Did Ballantyne know Davis before hand? “Not personally, but I loved that she’s so anarchic; there’s such mischief and irreverence in her work and she has stuck to her voice with this. She didn’t compromise.”
Davis is not, however, the only comedian Ballantyne approached. There’s also a version scripted by Australian performers Ronnie Chieng and Celia Pacquola that will play in some territories. “It’s completely different,” says Ballantyne who’d love to do other versions if the film takes off and more countries buy it. “That all takes money, but it’s a bit of a living organism.”
Part of the reason the conceit works is that it’s tied into the film’s theme of miscommunication. That’s also why they set it in a hippy-dippy, sexually liberated New Age camp, the sort of place where inhibitions are stripped away along with everything else, often in the chilly, unforgiving environs of New Zealand’s Southern Alps, where they shot the film in between lockdowns. Clement – who’d just starred in the Flemish black comedy Patrick as a zen rock star visiting a Belgian nudist colony – was completely at ease bearing all for the cameras, even when required to take a dip in a freezing mountain lake. “He got mild hypothermia, poor guy” says Ballantyne. “But he did offer to go in again.”

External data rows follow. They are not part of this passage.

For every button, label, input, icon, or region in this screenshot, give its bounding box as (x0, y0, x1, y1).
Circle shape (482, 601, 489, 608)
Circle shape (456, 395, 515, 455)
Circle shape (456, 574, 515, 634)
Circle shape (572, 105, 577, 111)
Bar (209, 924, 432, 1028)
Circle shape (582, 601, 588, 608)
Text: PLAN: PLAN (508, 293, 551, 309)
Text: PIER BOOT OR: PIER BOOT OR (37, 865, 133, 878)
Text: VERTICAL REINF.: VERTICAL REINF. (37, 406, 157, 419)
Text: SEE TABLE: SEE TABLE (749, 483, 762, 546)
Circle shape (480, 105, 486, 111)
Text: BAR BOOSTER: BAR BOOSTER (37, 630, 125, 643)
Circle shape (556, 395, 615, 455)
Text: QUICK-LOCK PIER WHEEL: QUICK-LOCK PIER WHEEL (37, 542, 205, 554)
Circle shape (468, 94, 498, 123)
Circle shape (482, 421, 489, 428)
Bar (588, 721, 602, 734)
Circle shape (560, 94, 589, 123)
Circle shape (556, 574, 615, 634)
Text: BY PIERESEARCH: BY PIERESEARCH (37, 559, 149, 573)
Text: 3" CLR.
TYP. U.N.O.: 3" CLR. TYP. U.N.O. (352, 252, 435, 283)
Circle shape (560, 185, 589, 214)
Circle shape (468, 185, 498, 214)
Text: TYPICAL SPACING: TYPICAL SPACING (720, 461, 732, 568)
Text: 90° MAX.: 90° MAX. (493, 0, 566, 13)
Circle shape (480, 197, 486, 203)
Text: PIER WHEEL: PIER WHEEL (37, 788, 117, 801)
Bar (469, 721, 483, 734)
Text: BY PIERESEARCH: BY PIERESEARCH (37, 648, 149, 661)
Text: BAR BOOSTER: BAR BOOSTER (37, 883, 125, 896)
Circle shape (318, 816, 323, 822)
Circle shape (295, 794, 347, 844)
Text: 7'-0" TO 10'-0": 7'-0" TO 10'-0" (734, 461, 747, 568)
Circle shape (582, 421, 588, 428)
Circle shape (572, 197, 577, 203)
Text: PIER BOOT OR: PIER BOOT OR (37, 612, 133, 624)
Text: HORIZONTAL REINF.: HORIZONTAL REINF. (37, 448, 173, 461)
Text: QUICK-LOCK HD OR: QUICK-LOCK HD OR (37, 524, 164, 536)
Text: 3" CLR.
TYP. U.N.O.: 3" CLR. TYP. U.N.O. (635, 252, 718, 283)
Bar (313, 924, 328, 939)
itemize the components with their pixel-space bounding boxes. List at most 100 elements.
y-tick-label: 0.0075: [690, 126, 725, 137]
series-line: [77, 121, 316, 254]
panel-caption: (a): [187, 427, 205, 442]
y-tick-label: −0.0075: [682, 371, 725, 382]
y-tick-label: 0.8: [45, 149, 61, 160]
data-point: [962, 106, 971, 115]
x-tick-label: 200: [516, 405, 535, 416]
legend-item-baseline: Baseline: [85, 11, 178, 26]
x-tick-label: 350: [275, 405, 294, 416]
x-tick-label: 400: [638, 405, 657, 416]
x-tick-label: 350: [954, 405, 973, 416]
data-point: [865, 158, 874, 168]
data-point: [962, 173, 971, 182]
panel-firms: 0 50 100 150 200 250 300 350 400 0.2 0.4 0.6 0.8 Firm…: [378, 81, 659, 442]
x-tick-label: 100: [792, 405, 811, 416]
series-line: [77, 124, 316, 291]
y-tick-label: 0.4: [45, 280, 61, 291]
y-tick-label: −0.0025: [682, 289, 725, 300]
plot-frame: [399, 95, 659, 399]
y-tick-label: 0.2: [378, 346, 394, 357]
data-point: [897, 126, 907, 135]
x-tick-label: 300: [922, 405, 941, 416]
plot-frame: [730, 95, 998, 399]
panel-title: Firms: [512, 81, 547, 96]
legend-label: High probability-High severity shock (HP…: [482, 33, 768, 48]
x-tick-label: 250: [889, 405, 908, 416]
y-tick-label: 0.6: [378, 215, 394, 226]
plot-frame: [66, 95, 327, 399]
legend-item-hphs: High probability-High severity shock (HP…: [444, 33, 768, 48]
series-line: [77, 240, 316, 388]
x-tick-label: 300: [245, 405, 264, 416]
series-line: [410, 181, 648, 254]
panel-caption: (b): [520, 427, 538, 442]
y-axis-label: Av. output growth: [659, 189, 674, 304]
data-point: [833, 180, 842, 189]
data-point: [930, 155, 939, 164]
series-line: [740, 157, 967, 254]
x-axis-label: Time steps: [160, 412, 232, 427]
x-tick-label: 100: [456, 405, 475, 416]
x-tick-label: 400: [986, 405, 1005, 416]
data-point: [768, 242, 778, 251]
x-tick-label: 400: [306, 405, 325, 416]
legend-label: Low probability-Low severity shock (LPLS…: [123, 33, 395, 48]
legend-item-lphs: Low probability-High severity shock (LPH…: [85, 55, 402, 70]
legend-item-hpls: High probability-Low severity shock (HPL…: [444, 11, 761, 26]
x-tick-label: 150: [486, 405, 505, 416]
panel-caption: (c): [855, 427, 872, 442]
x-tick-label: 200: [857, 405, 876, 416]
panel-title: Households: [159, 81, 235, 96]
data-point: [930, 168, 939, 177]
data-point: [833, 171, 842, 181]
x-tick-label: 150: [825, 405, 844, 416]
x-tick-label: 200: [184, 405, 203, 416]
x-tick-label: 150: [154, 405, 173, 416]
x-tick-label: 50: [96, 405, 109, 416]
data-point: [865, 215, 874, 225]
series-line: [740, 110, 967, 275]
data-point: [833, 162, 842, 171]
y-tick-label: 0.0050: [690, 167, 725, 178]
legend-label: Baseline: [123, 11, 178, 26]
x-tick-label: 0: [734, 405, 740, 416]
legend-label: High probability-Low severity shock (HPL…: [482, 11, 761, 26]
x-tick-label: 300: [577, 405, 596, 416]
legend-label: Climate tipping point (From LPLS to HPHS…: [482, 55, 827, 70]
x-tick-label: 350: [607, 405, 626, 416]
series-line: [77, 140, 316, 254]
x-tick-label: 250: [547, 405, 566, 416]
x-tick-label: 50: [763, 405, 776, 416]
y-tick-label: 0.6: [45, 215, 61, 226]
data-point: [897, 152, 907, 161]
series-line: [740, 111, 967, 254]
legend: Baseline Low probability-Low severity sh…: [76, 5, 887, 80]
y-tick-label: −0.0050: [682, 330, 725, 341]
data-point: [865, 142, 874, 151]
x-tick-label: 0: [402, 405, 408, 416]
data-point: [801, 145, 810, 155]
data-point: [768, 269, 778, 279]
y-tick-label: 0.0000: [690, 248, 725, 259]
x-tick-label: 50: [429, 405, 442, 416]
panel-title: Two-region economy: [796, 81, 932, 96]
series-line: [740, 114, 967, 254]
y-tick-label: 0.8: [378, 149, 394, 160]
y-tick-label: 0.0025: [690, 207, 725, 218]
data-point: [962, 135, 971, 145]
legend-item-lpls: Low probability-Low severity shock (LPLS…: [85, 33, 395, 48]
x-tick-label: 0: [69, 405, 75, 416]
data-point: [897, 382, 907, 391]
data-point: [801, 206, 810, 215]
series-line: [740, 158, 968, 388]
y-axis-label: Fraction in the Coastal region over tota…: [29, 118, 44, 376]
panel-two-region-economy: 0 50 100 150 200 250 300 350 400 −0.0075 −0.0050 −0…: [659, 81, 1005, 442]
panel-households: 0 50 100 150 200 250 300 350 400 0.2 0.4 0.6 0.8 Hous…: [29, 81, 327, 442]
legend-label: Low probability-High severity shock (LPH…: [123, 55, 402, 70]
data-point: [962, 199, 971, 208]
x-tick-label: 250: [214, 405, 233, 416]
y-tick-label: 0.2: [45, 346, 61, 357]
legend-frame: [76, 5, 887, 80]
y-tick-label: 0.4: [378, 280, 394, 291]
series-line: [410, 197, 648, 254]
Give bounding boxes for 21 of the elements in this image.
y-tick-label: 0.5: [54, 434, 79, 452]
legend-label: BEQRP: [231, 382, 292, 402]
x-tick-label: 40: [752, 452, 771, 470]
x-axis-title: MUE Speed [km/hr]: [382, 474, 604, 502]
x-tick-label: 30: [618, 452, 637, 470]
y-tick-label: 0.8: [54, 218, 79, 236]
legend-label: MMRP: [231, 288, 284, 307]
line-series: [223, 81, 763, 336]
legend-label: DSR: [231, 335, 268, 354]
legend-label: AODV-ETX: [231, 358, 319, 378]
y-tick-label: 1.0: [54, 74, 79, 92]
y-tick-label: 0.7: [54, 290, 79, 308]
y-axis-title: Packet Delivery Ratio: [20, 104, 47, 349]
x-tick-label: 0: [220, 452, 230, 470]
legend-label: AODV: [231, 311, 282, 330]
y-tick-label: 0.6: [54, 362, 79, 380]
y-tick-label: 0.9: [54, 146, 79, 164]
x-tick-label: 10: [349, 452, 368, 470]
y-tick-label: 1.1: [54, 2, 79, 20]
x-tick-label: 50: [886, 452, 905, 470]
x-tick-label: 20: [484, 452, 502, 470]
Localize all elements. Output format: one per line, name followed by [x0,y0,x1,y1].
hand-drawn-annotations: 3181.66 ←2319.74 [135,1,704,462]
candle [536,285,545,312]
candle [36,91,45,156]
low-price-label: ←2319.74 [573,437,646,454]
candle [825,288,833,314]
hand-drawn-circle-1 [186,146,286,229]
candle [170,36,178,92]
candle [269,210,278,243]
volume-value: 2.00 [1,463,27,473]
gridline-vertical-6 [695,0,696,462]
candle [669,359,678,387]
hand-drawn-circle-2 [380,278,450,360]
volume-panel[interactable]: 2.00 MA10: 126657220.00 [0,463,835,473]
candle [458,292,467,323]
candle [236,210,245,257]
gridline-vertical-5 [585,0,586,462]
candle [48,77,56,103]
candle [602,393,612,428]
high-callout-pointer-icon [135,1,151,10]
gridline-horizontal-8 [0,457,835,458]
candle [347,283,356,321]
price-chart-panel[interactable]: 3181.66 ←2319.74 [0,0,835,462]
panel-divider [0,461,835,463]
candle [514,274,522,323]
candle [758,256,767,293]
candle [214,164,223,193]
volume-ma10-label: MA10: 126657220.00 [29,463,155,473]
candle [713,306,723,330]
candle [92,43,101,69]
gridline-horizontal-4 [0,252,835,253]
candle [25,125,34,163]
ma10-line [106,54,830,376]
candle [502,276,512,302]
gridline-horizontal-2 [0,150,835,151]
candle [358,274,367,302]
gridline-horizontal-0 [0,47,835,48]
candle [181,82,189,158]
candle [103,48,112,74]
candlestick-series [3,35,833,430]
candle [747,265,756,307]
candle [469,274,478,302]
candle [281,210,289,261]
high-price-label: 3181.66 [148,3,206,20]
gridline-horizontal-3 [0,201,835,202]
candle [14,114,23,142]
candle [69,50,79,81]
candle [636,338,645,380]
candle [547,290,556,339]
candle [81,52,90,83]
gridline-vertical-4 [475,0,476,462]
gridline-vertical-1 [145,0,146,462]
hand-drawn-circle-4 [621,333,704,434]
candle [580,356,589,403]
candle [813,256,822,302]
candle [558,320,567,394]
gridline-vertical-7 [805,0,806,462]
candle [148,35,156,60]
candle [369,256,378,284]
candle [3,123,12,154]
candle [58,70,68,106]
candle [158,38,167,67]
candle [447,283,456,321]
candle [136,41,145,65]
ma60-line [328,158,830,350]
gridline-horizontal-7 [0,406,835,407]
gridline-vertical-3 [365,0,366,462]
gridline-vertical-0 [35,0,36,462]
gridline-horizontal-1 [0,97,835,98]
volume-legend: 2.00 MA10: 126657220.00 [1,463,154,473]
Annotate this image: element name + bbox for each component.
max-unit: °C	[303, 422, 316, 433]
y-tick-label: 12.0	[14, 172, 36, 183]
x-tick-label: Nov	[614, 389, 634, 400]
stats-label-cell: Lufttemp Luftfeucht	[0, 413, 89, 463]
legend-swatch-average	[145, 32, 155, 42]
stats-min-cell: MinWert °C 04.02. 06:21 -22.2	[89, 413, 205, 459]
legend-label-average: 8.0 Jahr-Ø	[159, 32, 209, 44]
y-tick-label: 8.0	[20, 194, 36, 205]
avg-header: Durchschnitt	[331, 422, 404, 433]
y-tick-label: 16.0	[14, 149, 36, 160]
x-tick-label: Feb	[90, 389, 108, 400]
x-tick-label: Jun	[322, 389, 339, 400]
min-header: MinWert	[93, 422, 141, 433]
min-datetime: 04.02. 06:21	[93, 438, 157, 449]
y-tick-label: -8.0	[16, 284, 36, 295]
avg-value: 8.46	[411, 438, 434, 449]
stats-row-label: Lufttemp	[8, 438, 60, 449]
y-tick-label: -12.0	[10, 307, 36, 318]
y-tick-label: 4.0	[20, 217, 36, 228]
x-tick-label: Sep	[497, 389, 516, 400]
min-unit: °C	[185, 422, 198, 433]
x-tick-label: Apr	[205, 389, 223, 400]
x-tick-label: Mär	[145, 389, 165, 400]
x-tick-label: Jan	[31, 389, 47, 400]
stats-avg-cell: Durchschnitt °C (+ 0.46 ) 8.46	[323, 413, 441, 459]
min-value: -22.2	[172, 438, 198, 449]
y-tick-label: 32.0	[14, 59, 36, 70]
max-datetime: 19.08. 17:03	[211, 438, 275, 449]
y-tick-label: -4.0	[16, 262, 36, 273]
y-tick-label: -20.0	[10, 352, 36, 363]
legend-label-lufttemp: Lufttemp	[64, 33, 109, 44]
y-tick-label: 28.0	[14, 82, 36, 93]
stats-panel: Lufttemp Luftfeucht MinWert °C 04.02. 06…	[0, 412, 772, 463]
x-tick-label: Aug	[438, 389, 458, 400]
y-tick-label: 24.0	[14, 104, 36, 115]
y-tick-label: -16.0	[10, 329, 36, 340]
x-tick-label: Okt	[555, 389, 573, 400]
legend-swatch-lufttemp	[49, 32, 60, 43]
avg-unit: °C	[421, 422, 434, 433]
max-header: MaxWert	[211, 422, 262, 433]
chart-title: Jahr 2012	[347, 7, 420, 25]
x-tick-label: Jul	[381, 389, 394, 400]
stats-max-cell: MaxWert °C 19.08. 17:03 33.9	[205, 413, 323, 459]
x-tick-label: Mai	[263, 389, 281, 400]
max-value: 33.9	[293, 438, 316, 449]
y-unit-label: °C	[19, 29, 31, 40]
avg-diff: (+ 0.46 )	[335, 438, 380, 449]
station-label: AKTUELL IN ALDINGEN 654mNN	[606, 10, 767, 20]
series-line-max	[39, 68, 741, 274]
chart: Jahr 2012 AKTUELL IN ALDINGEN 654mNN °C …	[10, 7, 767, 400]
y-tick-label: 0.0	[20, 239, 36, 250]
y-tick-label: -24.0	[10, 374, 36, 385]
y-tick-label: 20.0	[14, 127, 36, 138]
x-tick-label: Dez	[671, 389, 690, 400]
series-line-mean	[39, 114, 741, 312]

What did he and the rest of the cast and crew make of it when they finally saw the finished film? “We ran a few things past Jemaine to make sure he was cool with it,” Ballantyne says. “But because of the pandemic we couldn’t really do test screenings, so the first time a lot of us saw the finished film with an audience was with 1200 people at the Sydney Film Festival [in June]. We weren’t sure how it was going to go down, but people were very vocal and one woman yelled out, ‘I f***ing love this movie!’ It felt like people could be as silly as the movie, which was a really nice feeling to have in the audience.”